St Herodion receives a brief mention in the Life of St Peter from Holy Apostles Convent (mostly taken from St Demetrius of Rostov’s Menology). There we read, ‘Clement, as a kinsman of the Emperor, they took pity on and set free; but Herodion and Olympus, who had come to Rome with the Apostle Peter, they beheaded, together with a multitude of the faithful’ (The Lives of the Holy Apostles, trans. Reader Isaac E. Lambertsen and Holy Apostles Convent [Buena Vista, CO: Holy Apostles Convent, 2001], pp. 22-3).

So it wasn’t that I had a lot to write about the Holy Apostle himself, but that while I don’t recall any references to it in the book either way, it occurred to me that 8 April was likely the nameday of one of my favourite literary charactres, Rodion Romanovich Raskolnikov of Dostoevsky’s Crime and Punishment (‘Rodion’ being the Russian form of ‘Herodion’). So I thought this would be a good opportunity to post what to me was one of the most insightful passages of the book. In Part 3, Chapt. 3 (I shall quote the Everyman’s Library edition: Fyodor Dostoevsky, Crime and Punishment, trans. Richard Pevear and Larissa Volokhonsky [NY: Knopf, 1993]), when Raskonikov is talking to his mother and sister (sometime after having committed the murder that precipitates all the action of the book), we read:

‘Enough, mama,’ he muttered in confusion, pressing her hand without looking at her. ‘We’ll have time to talk all we want!’

Having said this, he suddenly became confused and turned pale: again that terrible, recent feeling passed like a deathly chill over his soul; again it suddenly became perfectly plain and clear to him that he had just uttered a terrible lie, that not only would he never have the chance to talk all he wanted, but that it was no longer possible for him to talk at all, with anyone, about anything, ever. The impression of this tormenting thought was so strong that for a moment he almost forgot himself entirely; he rose from his place and, without looking at anyone, started out the door. (p. 229)

For me this was one of the most explicit illustrations of Raskolnikov’s ‘schismatic’ status (as is well known, his surname is from расколник, meaning ‘schismatic’). His crime, both because he must try so hard to conceal it as well as because of the inhuman quality of the act itself, has cut him off from his fellow man, and this becomes particularly painful to him in the case of his mother and sister.

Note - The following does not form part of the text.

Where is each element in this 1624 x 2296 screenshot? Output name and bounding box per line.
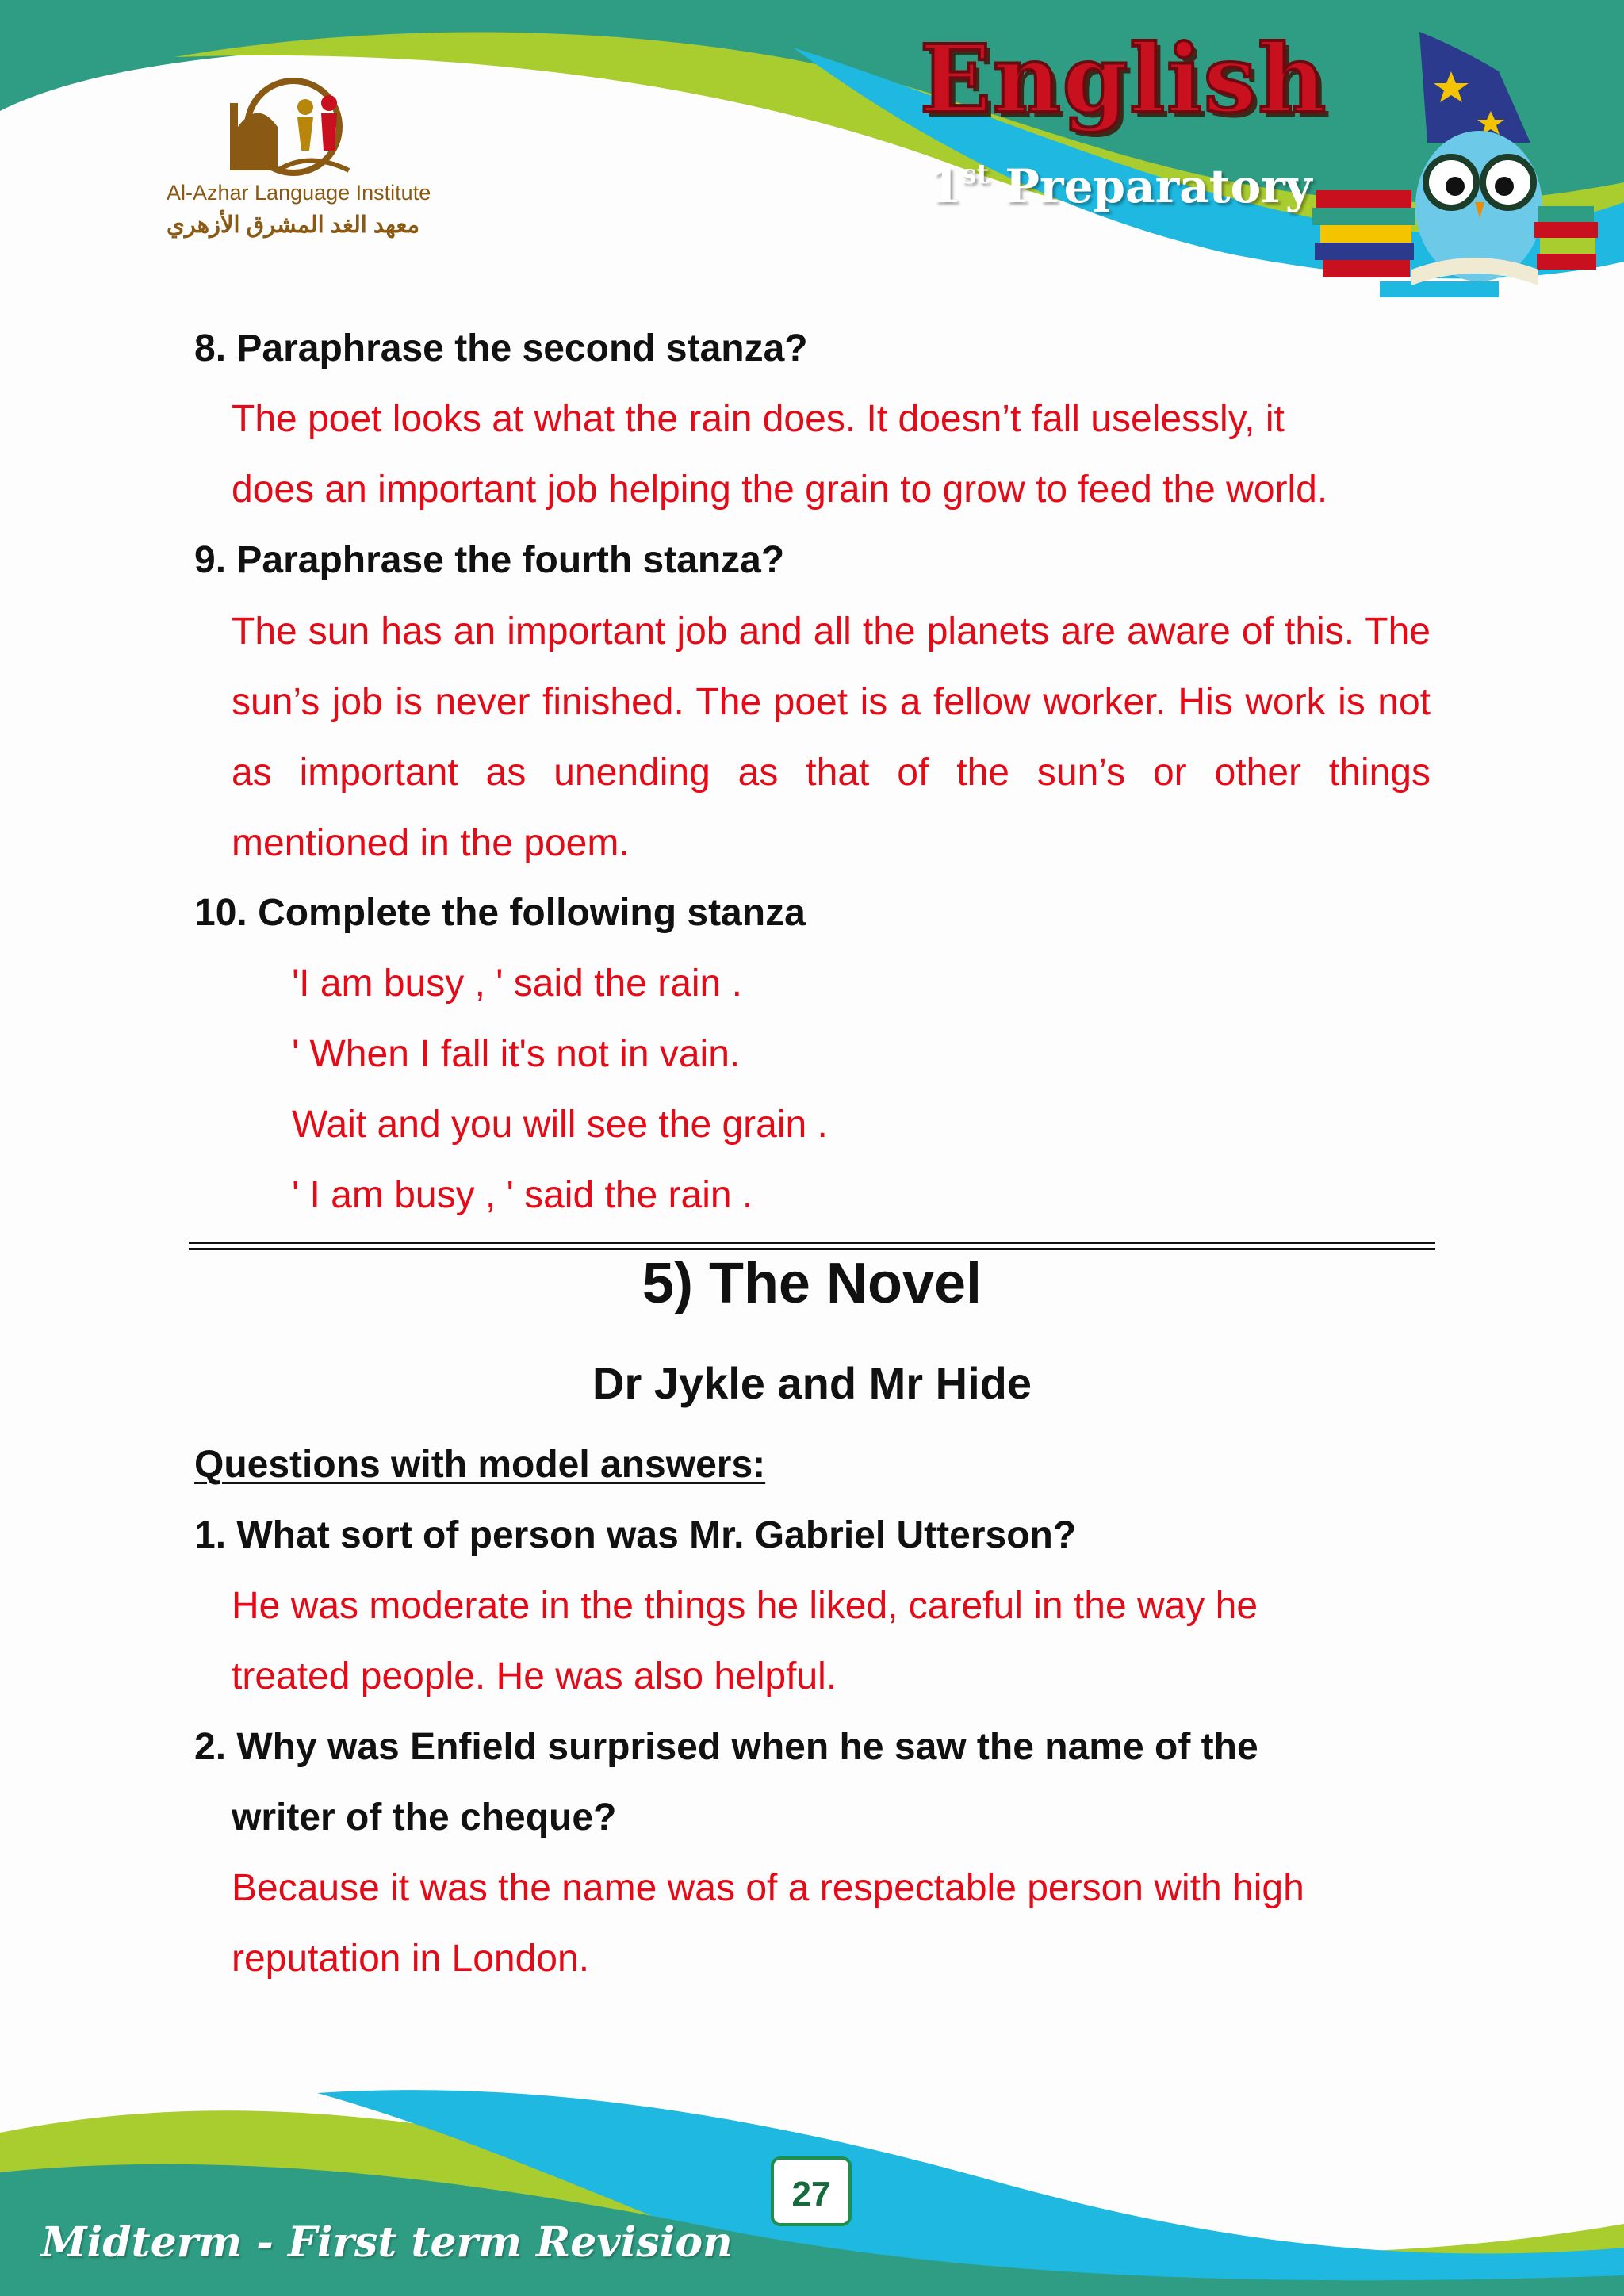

But it resonated with me in large part because this passage described very well a psychological, and of course, spiritual state that I too had experienced to a lesser, but similarly intense degree. Many people it seems believe that they are capable of concealing some large portion of themselves or their lives from those around them, but I think they are very few who really are so capable. I lived a few years of my young life in the habit of constantly deceiving my family, lying about where I was going and what I was doing, consumed with my various clandestine activities but trying hard to appear to be perfectly normal, as though I was hiding nothing. I recognised in Raskolnikov what a tremendous toll this takes on the individual. I loved my family, and when I too had that moment when I realised that it was no longer possible to talk at all with them, ‘about anything, ever’, I knew I had better repent. The time had come to bow to the earth, kiss it in compunction, and confess all. The time had come to be reborn.